Short answer: yes `Fix` supersedes `well_founded_induction_type` and is more practical thanks to the `Fix_eq` companion theorem.

well_founded_induction and Fix coexist for historical reasons. Well founded induction existed first, and was advertised, mainly by Christine Paulin-Mohring, as the best way to define general recursive function in Coq. This relied extensively on dependent types: the approach that Christine Paulin-Mohring advertised is that everything you need to know about the function you are defining should be expressed in the type of this function.

So if you need to define a function that works on any argument satisfying a predicate `P : A -> Prop` and returning a value of type `B x`. you would need to define, using `well_funded_induction` a function of type
`forall x: A, P x -> B x`
Of course, this would look very much like a proof by induction, …

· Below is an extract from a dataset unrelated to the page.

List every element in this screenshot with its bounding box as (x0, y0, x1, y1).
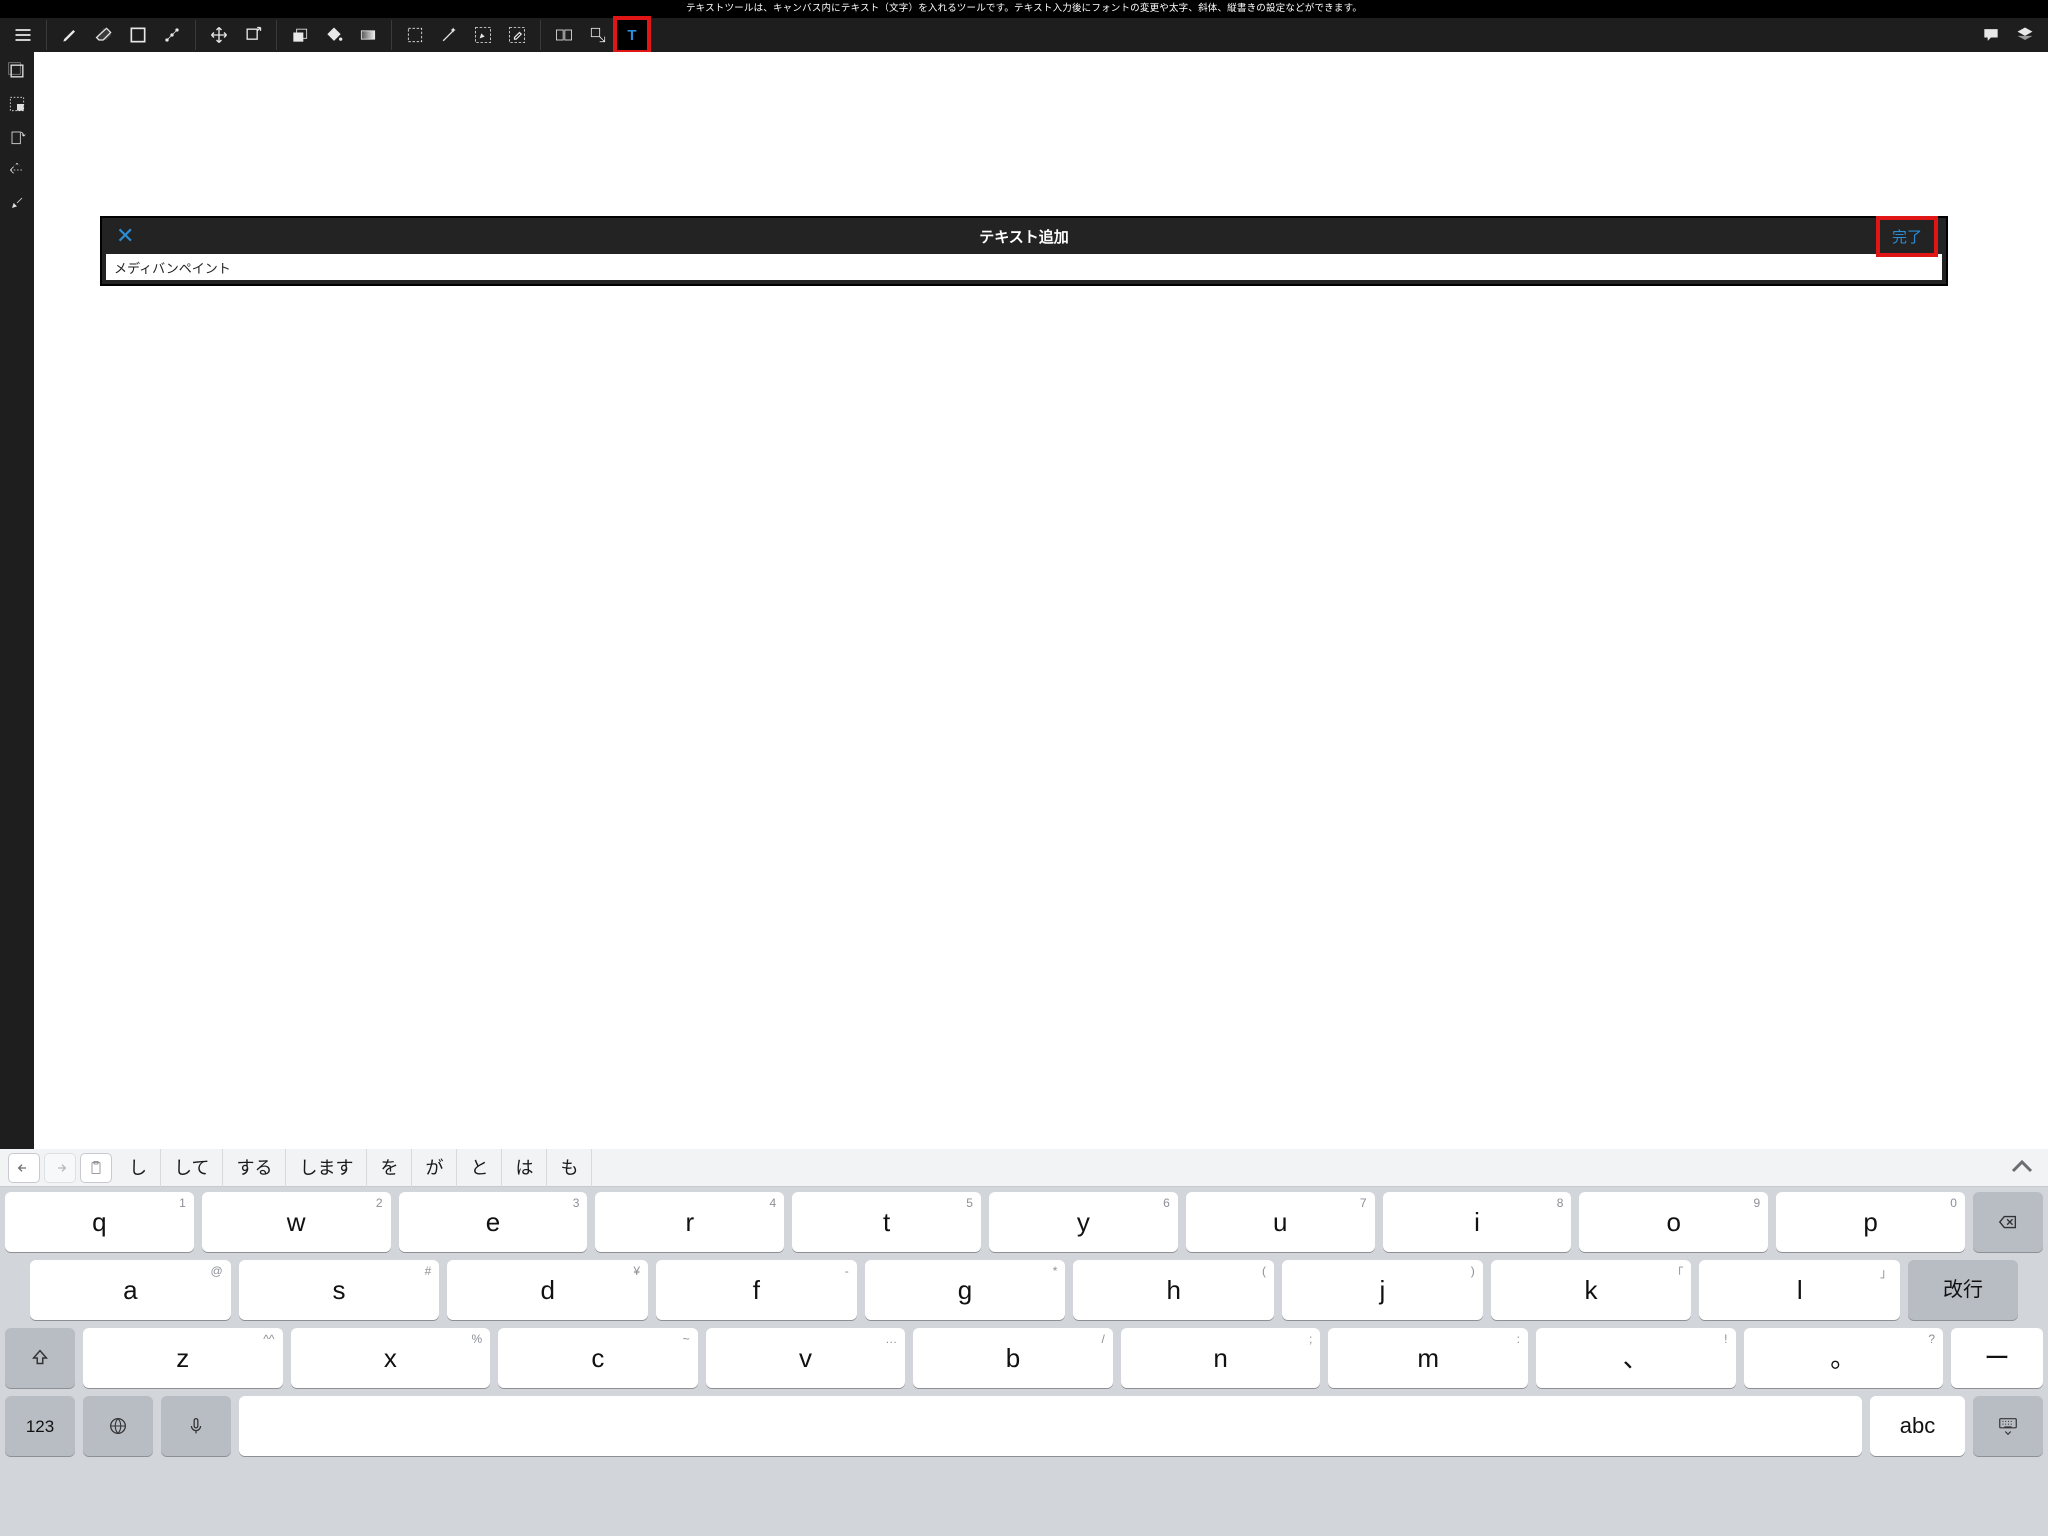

I was quite unhappy with this siutation: if somebody defined a function in that way and forgot to state an important property of the result as part of `B`, you had no other solution that redoing the definition, thus obtaining a different object, etc. I wished to have way to do more proofs on an already defined function.

For me the quintessential property that a recursively defined function enjoys is that it is a fixed-point of the “defining equation”. So, with Antonia Balaa who worked on a Phd under my supervision at the time, we embarked on looking for a way to prove that fixed point equation. We toiled on the problem for quite some time, and to be frank, I believe it is Loïc Pottier who gave us the solution. We wrote an article on this that was published at the TPHOLS conference in 2000 (Portland Oregon). This article was based on the pre-existing `well_founded_induction` concept.

When reading this article, Christine Paulin figured out that the proof of the article could be made simpler if the definition of `well_founded_induction` was changed slightly, so she implemented `Fix` and `Fix_eq` in the Coq system. and we all agreed that `Fix` could indeed replace `well_founded_induction`, but the replacement was never enacted.

Just for the record, Antonia Balaa and I kept working on fixed point equations and this work lead to the `Function` command that is still present in Coq today (beginning of 2020), but should be superseded by `Equations` in the future.